Endemic infection can shape exposure to novel pathogens: Pathogen co-occurrence networks in the Serengeti lions
|Author(s)||Fountain-Jones Nicholas M.1, Packer Craig2, Jacquot Maude3, Blanchet F. Guillaume4, Terio Karen5, Craft Meggan E.1|
|Affiliation(s)||1 : Univ Minnesota, Dept Vet Populat Med, 1365 Gortner Ave, St Paul, MN 55108 ,USA.
2 : Univ Minnesota, Dept Ecol Evolut & Behav, St Paul, MN 55408 ,USA.
3 : INRA, EPIA, UMR346, Epidemiol Malad Anim & Zoonot, F-63122 St Genes Champanelle, France.
4 : Univ Sherbrooke, Dept Biol, 2500 Blvd Univ, Sherbrooke, PQ J1K 2R1, Canada.
5 : Univ Illinois, Zool Pathol Program, Urbana, IL 61801 ,USA.

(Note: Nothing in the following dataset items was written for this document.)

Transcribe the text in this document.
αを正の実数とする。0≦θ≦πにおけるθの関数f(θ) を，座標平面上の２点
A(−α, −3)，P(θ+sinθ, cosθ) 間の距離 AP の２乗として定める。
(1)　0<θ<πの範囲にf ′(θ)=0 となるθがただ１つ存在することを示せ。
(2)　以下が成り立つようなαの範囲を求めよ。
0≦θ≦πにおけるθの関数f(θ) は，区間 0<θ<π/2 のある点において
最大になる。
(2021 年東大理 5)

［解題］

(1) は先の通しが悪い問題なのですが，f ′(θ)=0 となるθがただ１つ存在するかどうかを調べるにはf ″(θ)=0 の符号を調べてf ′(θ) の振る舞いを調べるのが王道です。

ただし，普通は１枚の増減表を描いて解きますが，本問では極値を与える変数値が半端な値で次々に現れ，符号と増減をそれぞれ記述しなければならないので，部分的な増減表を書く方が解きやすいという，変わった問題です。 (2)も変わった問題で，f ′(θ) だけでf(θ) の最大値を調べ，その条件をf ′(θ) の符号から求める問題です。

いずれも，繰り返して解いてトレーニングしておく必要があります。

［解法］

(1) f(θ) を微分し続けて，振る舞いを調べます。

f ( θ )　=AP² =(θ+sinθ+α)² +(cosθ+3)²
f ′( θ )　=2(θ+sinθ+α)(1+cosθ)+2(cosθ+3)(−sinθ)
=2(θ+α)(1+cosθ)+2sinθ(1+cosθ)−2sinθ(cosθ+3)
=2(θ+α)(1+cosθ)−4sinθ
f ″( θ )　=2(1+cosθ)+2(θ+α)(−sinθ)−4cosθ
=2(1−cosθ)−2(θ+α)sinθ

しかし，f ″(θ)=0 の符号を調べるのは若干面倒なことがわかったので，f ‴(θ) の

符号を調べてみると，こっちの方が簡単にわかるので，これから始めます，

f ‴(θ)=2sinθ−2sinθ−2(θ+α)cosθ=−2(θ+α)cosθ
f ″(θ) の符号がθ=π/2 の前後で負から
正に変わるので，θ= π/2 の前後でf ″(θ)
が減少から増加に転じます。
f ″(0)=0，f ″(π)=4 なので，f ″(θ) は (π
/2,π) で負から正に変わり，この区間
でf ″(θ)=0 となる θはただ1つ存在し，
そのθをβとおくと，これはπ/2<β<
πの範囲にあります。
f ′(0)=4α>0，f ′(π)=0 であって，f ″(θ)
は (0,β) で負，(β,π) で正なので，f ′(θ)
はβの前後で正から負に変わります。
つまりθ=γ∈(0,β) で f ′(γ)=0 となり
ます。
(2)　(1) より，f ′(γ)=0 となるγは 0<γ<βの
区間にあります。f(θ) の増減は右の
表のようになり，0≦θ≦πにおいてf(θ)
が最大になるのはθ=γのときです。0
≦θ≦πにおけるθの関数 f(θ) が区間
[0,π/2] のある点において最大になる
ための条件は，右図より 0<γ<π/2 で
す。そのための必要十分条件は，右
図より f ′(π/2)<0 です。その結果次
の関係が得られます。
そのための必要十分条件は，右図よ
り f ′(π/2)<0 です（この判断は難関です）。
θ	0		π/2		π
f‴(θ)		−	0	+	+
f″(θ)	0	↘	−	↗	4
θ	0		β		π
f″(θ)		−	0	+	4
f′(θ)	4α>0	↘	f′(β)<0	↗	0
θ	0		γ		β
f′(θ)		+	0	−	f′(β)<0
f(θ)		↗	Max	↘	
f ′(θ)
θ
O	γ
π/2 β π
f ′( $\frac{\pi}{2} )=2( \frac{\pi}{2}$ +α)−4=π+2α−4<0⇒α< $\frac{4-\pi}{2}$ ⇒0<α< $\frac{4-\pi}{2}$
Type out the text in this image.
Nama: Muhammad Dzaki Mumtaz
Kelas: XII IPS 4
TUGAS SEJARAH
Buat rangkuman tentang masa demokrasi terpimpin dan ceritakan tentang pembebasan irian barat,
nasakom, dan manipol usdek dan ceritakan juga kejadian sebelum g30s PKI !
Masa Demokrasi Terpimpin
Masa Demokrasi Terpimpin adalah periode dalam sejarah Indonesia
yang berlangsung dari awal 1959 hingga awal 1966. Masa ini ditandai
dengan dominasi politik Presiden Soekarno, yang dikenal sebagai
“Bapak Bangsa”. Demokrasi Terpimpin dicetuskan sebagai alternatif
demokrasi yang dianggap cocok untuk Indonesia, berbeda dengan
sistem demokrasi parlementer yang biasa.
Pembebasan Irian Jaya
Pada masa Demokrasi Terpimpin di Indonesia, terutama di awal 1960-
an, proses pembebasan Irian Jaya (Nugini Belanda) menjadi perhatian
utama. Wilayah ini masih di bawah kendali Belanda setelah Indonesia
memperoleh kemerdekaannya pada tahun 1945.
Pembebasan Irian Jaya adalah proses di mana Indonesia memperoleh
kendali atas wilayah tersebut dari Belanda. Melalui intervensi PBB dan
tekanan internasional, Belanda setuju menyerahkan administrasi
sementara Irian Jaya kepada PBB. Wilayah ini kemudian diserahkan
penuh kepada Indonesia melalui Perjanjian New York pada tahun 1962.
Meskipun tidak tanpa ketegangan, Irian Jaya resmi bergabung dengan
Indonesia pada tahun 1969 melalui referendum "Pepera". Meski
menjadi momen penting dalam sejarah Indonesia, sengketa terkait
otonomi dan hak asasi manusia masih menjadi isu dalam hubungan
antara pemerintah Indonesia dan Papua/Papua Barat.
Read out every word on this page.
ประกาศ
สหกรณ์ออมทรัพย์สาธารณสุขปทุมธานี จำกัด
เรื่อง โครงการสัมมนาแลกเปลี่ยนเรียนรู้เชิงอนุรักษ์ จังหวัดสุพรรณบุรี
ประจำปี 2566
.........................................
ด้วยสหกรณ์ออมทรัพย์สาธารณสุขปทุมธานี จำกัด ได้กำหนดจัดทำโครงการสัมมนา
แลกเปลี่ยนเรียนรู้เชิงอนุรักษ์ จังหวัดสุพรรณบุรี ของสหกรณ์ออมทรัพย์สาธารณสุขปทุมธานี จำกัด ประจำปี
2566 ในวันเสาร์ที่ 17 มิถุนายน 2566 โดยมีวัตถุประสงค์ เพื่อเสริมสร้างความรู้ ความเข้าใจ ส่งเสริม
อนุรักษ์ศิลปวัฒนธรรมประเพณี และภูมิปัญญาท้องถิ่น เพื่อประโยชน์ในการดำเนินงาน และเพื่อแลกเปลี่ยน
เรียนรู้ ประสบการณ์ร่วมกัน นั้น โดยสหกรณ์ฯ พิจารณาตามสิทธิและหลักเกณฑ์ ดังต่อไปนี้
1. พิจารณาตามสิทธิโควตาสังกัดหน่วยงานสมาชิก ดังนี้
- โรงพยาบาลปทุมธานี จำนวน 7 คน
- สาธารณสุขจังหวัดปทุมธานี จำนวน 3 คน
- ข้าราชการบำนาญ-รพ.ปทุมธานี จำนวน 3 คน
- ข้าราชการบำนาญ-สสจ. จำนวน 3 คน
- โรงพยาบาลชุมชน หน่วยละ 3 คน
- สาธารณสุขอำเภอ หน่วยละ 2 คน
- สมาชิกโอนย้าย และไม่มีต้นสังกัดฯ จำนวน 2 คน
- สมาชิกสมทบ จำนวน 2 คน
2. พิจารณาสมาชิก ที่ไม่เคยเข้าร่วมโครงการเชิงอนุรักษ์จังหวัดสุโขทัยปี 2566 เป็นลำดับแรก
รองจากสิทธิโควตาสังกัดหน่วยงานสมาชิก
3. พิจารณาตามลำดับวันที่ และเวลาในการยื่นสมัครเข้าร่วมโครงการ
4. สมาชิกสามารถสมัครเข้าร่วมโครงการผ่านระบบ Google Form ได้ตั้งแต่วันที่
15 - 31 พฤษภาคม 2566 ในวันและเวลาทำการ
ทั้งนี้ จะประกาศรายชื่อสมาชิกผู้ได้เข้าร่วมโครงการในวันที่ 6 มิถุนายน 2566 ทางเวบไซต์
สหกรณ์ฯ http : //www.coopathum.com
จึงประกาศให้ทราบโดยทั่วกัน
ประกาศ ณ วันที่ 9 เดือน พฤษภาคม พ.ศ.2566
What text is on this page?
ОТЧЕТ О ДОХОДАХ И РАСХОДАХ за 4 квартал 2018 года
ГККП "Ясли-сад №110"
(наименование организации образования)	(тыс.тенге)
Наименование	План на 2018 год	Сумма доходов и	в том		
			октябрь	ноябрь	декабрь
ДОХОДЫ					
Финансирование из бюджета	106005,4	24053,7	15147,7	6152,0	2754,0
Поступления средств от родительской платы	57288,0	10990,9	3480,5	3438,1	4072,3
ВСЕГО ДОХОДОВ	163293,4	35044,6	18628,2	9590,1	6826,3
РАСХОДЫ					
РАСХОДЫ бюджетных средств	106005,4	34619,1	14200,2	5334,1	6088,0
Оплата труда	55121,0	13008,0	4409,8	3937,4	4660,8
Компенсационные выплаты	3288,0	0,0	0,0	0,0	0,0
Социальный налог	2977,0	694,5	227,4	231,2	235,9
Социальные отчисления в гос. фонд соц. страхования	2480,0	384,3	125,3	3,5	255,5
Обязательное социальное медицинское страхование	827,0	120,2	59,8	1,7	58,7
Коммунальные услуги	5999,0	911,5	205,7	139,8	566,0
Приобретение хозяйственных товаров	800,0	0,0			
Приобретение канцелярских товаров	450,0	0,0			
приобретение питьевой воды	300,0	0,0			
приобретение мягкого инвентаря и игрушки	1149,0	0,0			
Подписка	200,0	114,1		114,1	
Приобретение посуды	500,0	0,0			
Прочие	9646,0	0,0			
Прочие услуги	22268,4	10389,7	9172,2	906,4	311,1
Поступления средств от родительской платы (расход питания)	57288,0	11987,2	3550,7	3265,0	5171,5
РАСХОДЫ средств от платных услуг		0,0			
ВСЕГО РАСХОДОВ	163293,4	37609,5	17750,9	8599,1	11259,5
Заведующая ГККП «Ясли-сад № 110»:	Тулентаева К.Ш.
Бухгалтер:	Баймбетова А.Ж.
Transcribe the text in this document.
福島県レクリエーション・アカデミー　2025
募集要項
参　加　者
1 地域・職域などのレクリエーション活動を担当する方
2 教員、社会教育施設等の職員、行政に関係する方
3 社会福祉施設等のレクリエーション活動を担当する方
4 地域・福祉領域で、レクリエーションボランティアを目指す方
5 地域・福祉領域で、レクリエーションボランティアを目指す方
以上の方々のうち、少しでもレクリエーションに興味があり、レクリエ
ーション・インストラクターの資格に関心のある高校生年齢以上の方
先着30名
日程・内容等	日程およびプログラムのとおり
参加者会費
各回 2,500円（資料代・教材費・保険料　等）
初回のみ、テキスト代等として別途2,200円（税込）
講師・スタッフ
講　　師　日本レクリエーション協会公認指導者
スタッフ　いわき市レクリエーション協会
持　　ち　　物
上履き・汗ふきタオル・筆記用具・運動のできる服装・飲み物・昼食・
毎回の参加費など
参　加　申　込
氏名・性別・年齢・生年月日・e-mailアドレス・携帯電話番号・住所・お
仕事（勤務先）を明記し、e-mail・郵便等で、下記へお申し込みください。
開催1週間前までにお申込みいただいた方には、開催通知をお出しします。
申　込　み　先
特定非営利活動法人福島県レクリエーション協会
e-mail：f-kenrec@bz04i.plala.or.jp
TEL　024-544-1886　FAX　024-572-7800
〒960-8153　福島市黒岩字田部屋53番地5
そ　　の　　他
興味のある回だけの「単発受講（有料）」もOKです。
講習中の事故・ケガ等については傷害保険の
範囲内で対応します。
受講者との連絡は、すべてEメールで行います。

|Source||Ecology Letters (1461-023X) (Wiley), 2019-06 , Vol. 22 , N. 6 , P. 904-913|
|WOS© Times Cited||9|
|Keyword(s)||Babesia, calicivirus, canine distemper virus, co-infection, community assembly, coronavirus, feline immunodeficiency virus, parvovirus|
Pathogens are embedded in a complex network of microparasites that can collectively or individually alter disease dynamics and outcomes. Endemic pathogens that infect an individual in the first years of life, for example, can either facilitate or compete with subsequent pathogens thereby exacerbating or ameliorating morbidity and mortality. Pathogen associations are ubiquitous but poorly understood, particularly in wild populations. We report here on 10 years of serological and molecular data in African lions, leveraging comprehensive demographic and behavioural data to test if endemic pathogens shape subsequent infection by epidemic pathogens. We combine network and community ecology approaches to assess broad network structure and characterise associations between pathogens across spatial and temporal scales. We found significant non-random structure in the lion-pathogen co-occurrence network and identified both positive and negative associations between endemic and epidemic pathogens. Our results provide novel insights on the complex associations underlying pathogen co-occurrence networks.